The single biggest problem the book had was pacing. Again and again scenes just dragged and dragged. What was an interesting concept or interaction just seemed to go on two, three, four times longer than it should and my attention just lagged and I found myself skimming. A conversation between John and Dr. Patel about the tests they run on him goes for pages and pages with too much unnecessary detail. Several times John goes on at length about gun rights or the virtue of various guns again and again. Flirting and romance between John and his wife Maria, once they are reunited at home following his release, just seems to go nowhere for a page after page and just kills the momentum of the book. Maria and John watch press conferences and news reports, not a bad way to do an info dump I suppose, but the events are described in a very lengthy chapter that could have had a much brisker pace with the main characters basically just passively watching TV. Too many times the book veers from decent action and build up for the apocalypse into massively overly long exposition or informational sections that just could have been cut at least in half.
Another problem was missed opportunities or at least misunderstood actions. Dr. Patel is built up as a fairly major character in the hospital, is shown again as an expert while John and Maria watch TV (!) but then…nothing. He doesn’t figure into the book again (sorry if that is a spoiler). We meet Otis, a delightful very intelligent cat owned by John and Maria, a cat who Maria remarks seems to get more and more intelligent as time pasts, a cat who seems to understand English to an astonishing degree and almost sort of talks sometimes. Does this mean the comet is doing something to animals? I don’t have any answers, because the Otis element is basically limited to Otis with very little development other than his presence as an interesting sidekick. The briefly mentioned nuclear conflict does produce late in the book a bit of a predicament, one that should have seriously changed the rest of the novel…but it is hand waved away in a matter of paragraphs. It almost felt as if an ever better book was in there but this was the first draft I am reading, that some interesting plot threads just never really fully got explored, the concept proposed and then just never fully developed.

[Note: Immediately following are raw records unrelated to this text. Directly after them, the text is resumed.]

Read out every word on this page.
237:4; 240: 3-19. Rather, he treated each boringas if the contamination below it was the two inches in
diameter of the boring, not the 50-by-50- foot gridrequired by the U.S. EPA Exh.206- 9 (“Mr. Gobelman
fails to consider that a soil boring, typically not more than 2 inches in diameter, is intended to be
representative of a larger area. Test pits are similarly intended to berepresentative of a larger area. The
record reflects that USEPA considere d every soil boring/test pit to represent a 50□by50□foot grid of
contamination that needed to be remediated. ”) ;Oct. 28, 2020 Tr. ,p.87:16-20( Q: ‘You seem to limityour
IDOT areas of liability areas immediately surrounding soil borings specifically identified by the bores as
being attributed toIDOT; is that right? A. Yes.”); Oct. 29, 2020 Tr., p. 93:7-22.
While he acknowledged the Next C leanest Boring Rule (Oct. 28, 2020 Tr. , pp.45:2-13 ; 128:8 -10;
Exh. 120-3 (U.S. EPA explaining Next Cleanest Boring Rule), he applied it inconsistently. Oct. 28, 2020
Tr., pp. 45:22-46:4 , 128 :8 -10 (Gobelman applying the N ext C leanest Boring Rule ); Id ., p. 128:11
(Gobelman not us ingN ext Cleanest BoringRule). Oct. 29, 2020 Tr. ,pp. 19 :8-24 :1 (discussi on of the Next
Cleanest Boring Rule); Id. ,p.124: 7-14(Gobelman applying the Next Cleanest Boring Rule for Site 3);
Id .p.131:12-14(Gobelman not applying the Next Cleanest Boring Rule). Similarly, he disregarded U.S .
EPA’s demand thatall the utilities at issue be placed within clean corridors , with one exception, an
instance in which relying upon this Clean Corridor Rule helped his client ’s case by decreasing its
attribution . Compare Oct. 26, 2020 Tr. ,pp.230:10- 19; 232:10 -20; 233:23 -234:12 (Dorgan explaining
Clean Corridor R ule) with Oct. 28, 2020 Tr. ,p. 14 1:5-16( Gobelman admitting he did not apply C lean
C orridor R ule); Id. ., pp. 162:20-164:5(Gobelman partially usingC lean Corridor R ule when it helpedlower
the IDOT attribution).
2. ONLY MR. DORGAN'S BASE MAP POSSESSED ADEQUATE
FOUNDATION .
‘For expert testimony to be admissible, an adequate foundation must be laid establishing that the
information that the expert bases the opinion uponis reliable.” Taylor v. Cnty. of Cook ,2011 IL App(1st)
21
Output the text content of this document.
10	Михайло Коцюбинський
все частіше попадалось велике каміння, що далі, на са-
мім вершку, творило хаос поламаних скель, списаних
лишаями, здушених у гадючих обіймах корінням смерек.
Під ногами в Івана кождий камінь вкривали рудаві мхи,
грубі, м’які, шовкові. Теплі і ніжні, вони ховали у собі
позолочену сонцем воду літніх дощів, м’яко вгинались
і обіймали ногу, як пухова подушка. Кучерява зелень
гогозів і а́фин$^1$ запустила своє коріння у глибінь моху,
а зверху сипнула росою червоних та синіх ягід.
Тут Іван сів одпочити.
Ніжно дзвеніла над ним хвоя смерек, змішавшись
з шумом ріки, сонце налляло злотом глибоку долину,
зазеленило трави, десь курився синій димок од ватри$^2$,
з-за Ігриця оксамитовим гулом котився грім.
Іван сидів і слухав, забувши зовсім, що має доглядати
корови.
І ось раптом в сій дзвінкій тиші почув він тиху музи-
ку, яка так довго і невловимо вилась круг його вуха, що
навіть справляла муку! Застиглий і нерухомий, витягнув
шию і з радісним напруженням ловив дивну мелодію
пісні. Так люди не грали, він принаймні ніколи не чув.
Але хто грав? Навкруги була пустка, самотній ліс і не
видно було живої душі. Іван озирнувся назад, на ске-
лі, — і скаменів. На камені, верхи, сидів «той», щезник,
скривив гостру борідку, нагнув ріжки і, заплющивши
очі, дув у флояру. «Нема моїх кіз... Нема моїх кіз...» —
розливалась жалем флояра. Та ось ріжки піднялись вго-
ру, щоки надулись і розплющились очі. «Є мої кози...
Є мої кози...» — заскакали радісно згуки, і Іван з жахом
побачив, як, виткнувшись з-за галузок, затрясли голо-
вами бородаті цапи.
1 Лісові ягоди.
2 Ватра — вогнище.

A third problem was too many coincidences. Sorry if I enter spoiler territory, but the novel doesn’t have a lot of named individuals but after the world appears to end John still encounters them in the middle of nowhere. I sort of understand why they are out and active, but the odds of John encountering not one but two individuals from earlier in the book? That strained credulity with me.
The character Lanny wasn’t interesting, as important as he turned out to be. He is just a jerk to be a jerk, no real motivation. He simply appears to have decided he hates John and that is the end of things. Definitely not a fully explored bad guy.
I wanted to like the book. I definitely have a soft spot for a well written zombie thriller. I certainly understand writing is hard (been working at for years and years myself). This book just didn’t deliver. I never hated it enough to put it down and at times it was good but it just had so much unrealized potential.